Celulares e infância
Para cada hora na frente de telas, pesquisadores estimam perda diária de sono de 12 minutos
Jairo Bouer*, O Estado de S.Paulo
16 Abril 2017 | 05h00
Se você anda arrancando os cabelos porque seu filho adolescente não desgruda do celular, tente lembrar como e quando esse comportamento começou! Bingo! Será que não foi você mesmo que, ainda na primeira infância, mostrou uma tela para ele?
Nova pesquisa feita no Reino Unido mostra que 75% das crianças até 7 anos têm acesso a algum tipo de tela todos os dias. Até mesmo metade dos bebês de 6 a 11 meses de vida também já está exposta diariamente ao uso de tecnologia. O tempo de exposição às telas dobrou entre crianças de 2 a 3 anos. Os dados foram divulgados pelo jornal inglês Daily Mail na última semana.
E adivinhe de quem eram as telas que bebês e crianças usavam? Na esmagadora maioria das vezes, eram os celulares e tablets dos próprios pais. A grande preocupação de especialistas é que essa exposição precoce à tecnologia possa estar atrapalhando o sono dos pequenos e, por tabela, tendo impacto em suas emoções e relações sociais.
Para cada hora na frente de telas, pesquisadores estimam perda diária de sono de 12 minutos. Se o uso ficar mais frequente, comum com o aumento da idade, os jovens podem passar a dormir menos do que o necessário para um bom desenvolvimento cognitivo, o que pode ter consequências negativas no futuro acadêmico, por exemplo.
A popularidade e o fácil acesso às telas é realidade e os pais precisam estar atentos a esse fenômeno, já que são eles mesmos que deixam a criança se distrair com celulares. Criança quieta em restaurante ou avião, com momentos de sossego e tranquilidade para os pais, é quase sinônimo de filme ou jogo em alguma telinha. Não é mesmo?
Em novembro de 2016, durante sua conferência nacional em São Francisco, na Califórnia, a Academia Americana de Pediatria flexibilizou a posição em relação ao uso de tecnologia pelas crianças, em função da mudança de comportamento dos pais e do uso pedagógico das ferramentas digitais. Segundo a nova recomendação, o uso de telas por menores de 2 anos, antes não autorizado, e a restrição de duas horas diárias para os maiores, passam agora a ser ajustados individualmente, levando-se em consideração o conteúdo e o envolvimento dos pais.
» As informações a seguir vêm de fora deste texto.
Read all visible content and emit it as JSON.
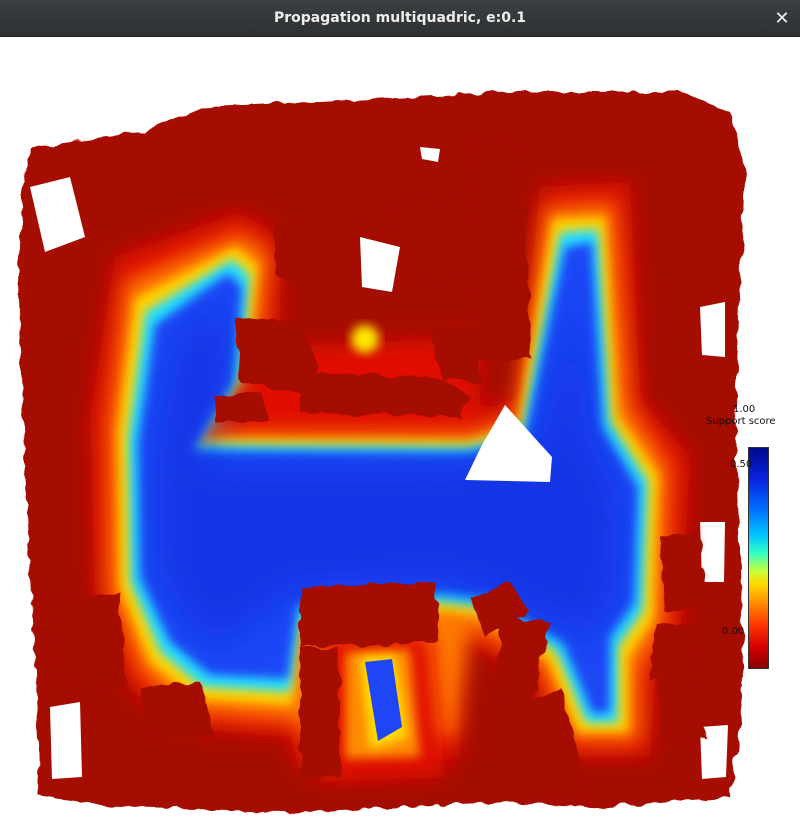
{
  "window": {
    "title": "Propagation multiquadric, e:0.1",
    "close_glyph": "✕",
    "close_icon": "close-icon"
  },
  "legend": {
    "title": "Support score",
    "ticks": [
      "1.00",
      "0.50",
      "0.00"
    ],
    "colormap": "jet",
    "min_color": "#8b0000",
    "max_color": "#000a8b"
  },
  "render": {
    "wall_color": "#a80c00",
    "free_space_color": "#1e4dff",
    "background": "#ffffff"
  }
}
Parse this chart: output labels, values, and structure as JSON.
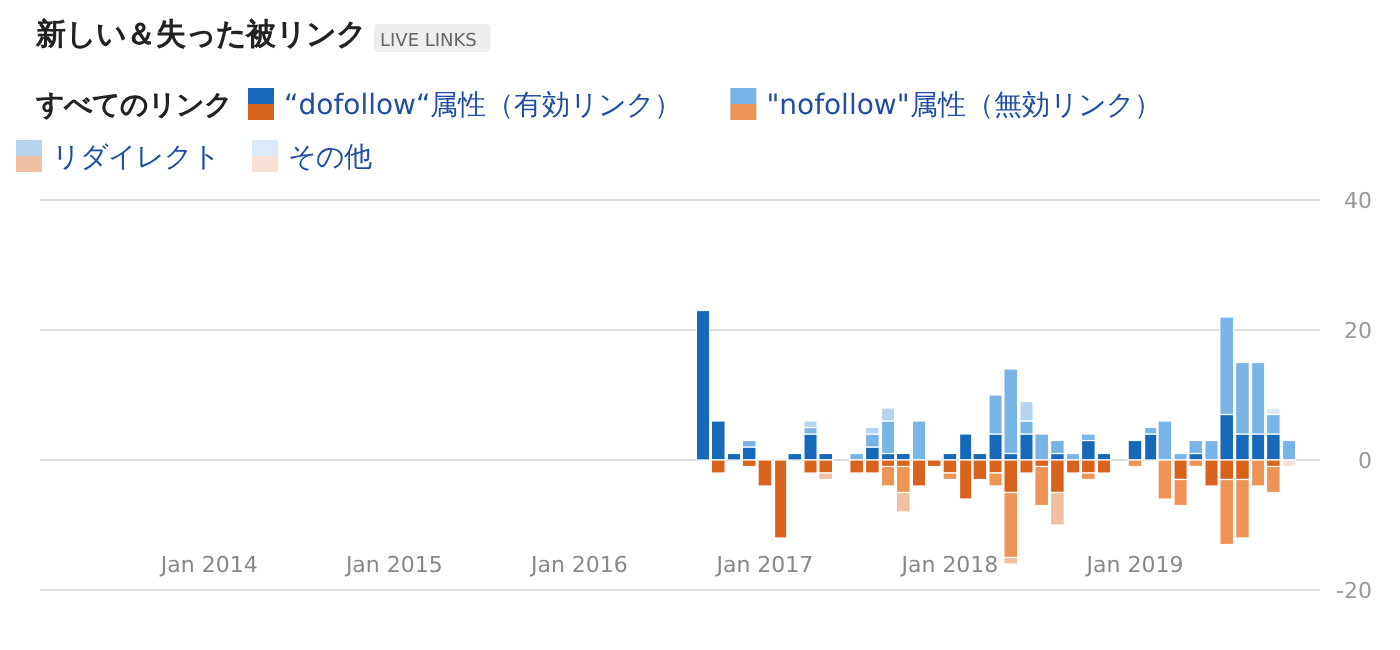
{
  "chart_data": {
    "type": "bar",
    "title": "新しい＆失った被リンク",
    "subtitle": "LIVE LINKS",
    "legend_title": "すべてのリンク",
    "legend": "top left",
    "stacked": true,
    "grid": "y",
    "x": [
      "2016-09",
      "2016-10",
      "2016-11",
      "2016-12",
      "2017-01",
      "2017-02",
      "2017-03",
      "2017-04",
      "2017-05",
      "2017-06",
      "2017-07",
      "2017-08",
      "2017-09",
      "2017-10",
      "2017-11",
      "2017-12",
      "2018-01",
      "2018-02",
      "2018-03",
      "2018-04",
      "2018-05",
      "2018-06",
      "2018-07",
      "2018-08",
      "2018-09",
      "2018-10",
      "2018-11",
      "2018-12",
      "2019-01",
      "2019-02",
      "2019-03",
      "2019-04",
      "2019-05",
      "2019-06",
      "2019-07",
      "2019-08",
      "2019-09",
      "2019-10",
      "2019-11"
    ],
    "xlim": [
      "2013-02",
      "2020-01"
    ],
    "xticks": [
      {
        "value": "2014-01",
        "label": "Jan 2014"
      },
      {
        "value": "2015-01",
        "label": "Jan 2015"
      },
      {
        "value": "2016-01",
        "label": "Jan 2016"
      },
      {
        "value": "2017-01",
        "label": "Jan 2017"
      },
      {
        "value": "2018-01",
        "label": "Jan 2018"
      },
      {
        "value": "2019-01",
        "label": "Jan 2019"
      }
    ],
    "ylim": [
      -20,
      40
    ],
    "yticks": [
      -20,
      0,
      20,
      40
    ],
    "series": [
      {
        "name": "“dofollow“属性（有効リンク）",
        "color": "#1668b8",
        "values": [
          23,
          6,
          1,
          2,
          0,
          0,
          1,
          4,
          1,
          0,
          0,
          2,
          1,
          1,
          0,
          0,
          1,
          4,
          1,
          4,
          1,
          4,
          0,
          1,
          0,
          3,
          1,
          0,
          3,
          4,
          0,
          0,
          1,
          0,
          7,
          4,
          4,
          4,
          0
        ]
      },
      {
        "name": "\"nofollow\"属性（無効リンク）",
        "color": "#79b4e6",
        "values": [
          0,
          0,
          0,
          1,
          0,
          0,
          0,
          1,
          0,
          0,
          1,
          2,
          5,
          0,
          6,
          0,
          0,
          0,
          0,
          6,
          13,
          2,
          4,
          2,
          1,
          1,
          0,
          0,
          0,
          1,
          6,
          1,
          2,
          3,
          15,
          11,
          11,
          3,
          3
        ]
      },
      {
        "name": "リダイレクト",
        "color": "#b5d4ef",
        "values": [
          0,
          0,
          0,
          0,
          0,
          0,
          0,
          1,
          0,
          0,
          0,
          1,
          2,
          0,
          0,
          0,
          0,
          0,
          0,
          0,
          0,
          3,
          0,
          0,
          0,
          0,
          0,
          0,
          0,
          0,
          0,
          0,
          0,
          0,
          0,
          0,
          0,
          0,
          0
        ]
      },
      {
        "name": "その他",
        "color": "#dce9f6",
        "values": [
          0,
          0,
          0,
          0,
          0,
          0,
          0,
          0,
          0,
          0,
          0,
          0,
          0,
          0,
          0,
          0,
          0,
          0,
          0,
          0,
          0,
          0,
          0,
          0,
          0,
          0,
          0,
          0,
          0,
          0,
          0,
          0,
          0,
          0,
          0,
          0,
          0,
          1,
          0
        ]
      },
      {
        "color": "#d9621c",
        "values": [
          0,
          -2,
          0,
          -1,
          -4,
          -12,
          0,
          -2,
          -2,
          0,
          -2,
          -2,
          -1,
          -1,
          -4,
          -1,
          -2,
          -6,
          -3,
          -2,
          -5,
          -2,
          -1,
          -5,
          -2,
          -2,
          -2,
          0,
          0,
          0,
          0,
          -3,
          0,
          -4,
          -3,
          -3,
          0,
          -1,
          0
        ]
      },
      {
        "color": "#ee9456",
        "values": [
          0,
          0,
          0,
          0,
          0,
          0,
          0,
          0,
          0,
          0,
          0,
          0,
          -3,
          -4,
          0,
          0,
          -1,
          0,
          0,
          -2,
          -10,
          0,
          -6,
          0,
          0,
          -1,
          0,
          0,
          -1,
          0,
          -6,
          -4,
          -1,
          0,
          -10,
          -9,
          -4,
          -4,
          0
        ]
      },
      {
        "color": "#efc0a2",
        "values": [
          0,
          0,
          0,
          0,
          0,
          0,
          0,
          0,
          -1,
          0,
          0,
          0,
          0,
          -3,
          0,
          0,
          0,
          0,
          0,
          0,
          -1,
          0,
          0,
          -5,
          0,
          0,
          0,
          0,
          0,
          0,
          0,
          0,
          0,
          0,
          0,
          0,
          0,
          0,
          0
        ]
      },
      {
        "color": "#f8e1d4",
        "values": [
          0,
          0,
          0,
          0,
          0,
          0,
          0,
          0,
          0,
          0,
          0,
          0,
          0,
          0,
          0,
          0,
          0,
          0,
          0,
          0,
          0,
          0,
          0,
          0,
          0,
          0,
          0,
          0,
          0,
          0,
          0,
          0,
          0,
          0,
          0,
          0,
          0,
          0,
          -1
        ]
      }
    ]
  }
}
Apesar de trabalhos anteriores mostrarem benefícios na exposição precoce à tecnologia, como adquirir mais rapidamente habilidades motoras, o uso excessivo pode causar piora no padrão de sono e alterações nas emoções e saúde. O impacto no sono dos pequenos acontece, possivelmente, porque ficam mais estimulados com as imagens e ações na frente dos seus olhos.
Outra explicação possível para o estudo é que os pais de crianças que já tinham dificuldades em dormir oferecem mais os celulares aos filhos para tranquilizá-los. O problema é que isso pode ter exatamente efeito contrário, deixando-os ainda mais “ligados”.
Bom lembrar que esse efeito não é exclusivo de crianças. Adolescentes e até adultos têm maior dificuldade em pegar no sono quando estão na frente das telas, principalmente quando esse contato é mais interativo, como no caso dos jogos e das redes sociais.
O uso precoce e maciço de tecnologia pelas crianças pode ter mais uma consequência preocupante na vida escolar. Duas mil professoras foram entrevistadas por uma pesquisa, feita pelo Sindicato Nacional das Professoras do Reino Unido (NASUWT), que revelou que 98% delas têm alunos enfrentando problemas de saúde mental, como depressão, ansiedade ou ataques de pânico.
Para as professoras, o uso frequente das redes sociais está por trás desse fenômeno. Apesar de mais comuns entre os adolescentes, 18% delas têm alunos de 4 a 7 anos enfrentando dificuldades emocionais e, 35% dão aulas para crianças de 7 a 11 com esses transtornos. Os quadros são mais frequentes entre as meninas. As informações foram publicadas no Daily Mail na última semana.
Os dados mostram o quanto é urgente e importante que pais e escolas rediscutam melhor o uso das tecnologias pelos mais novos. Como anda esse papo na sua casa?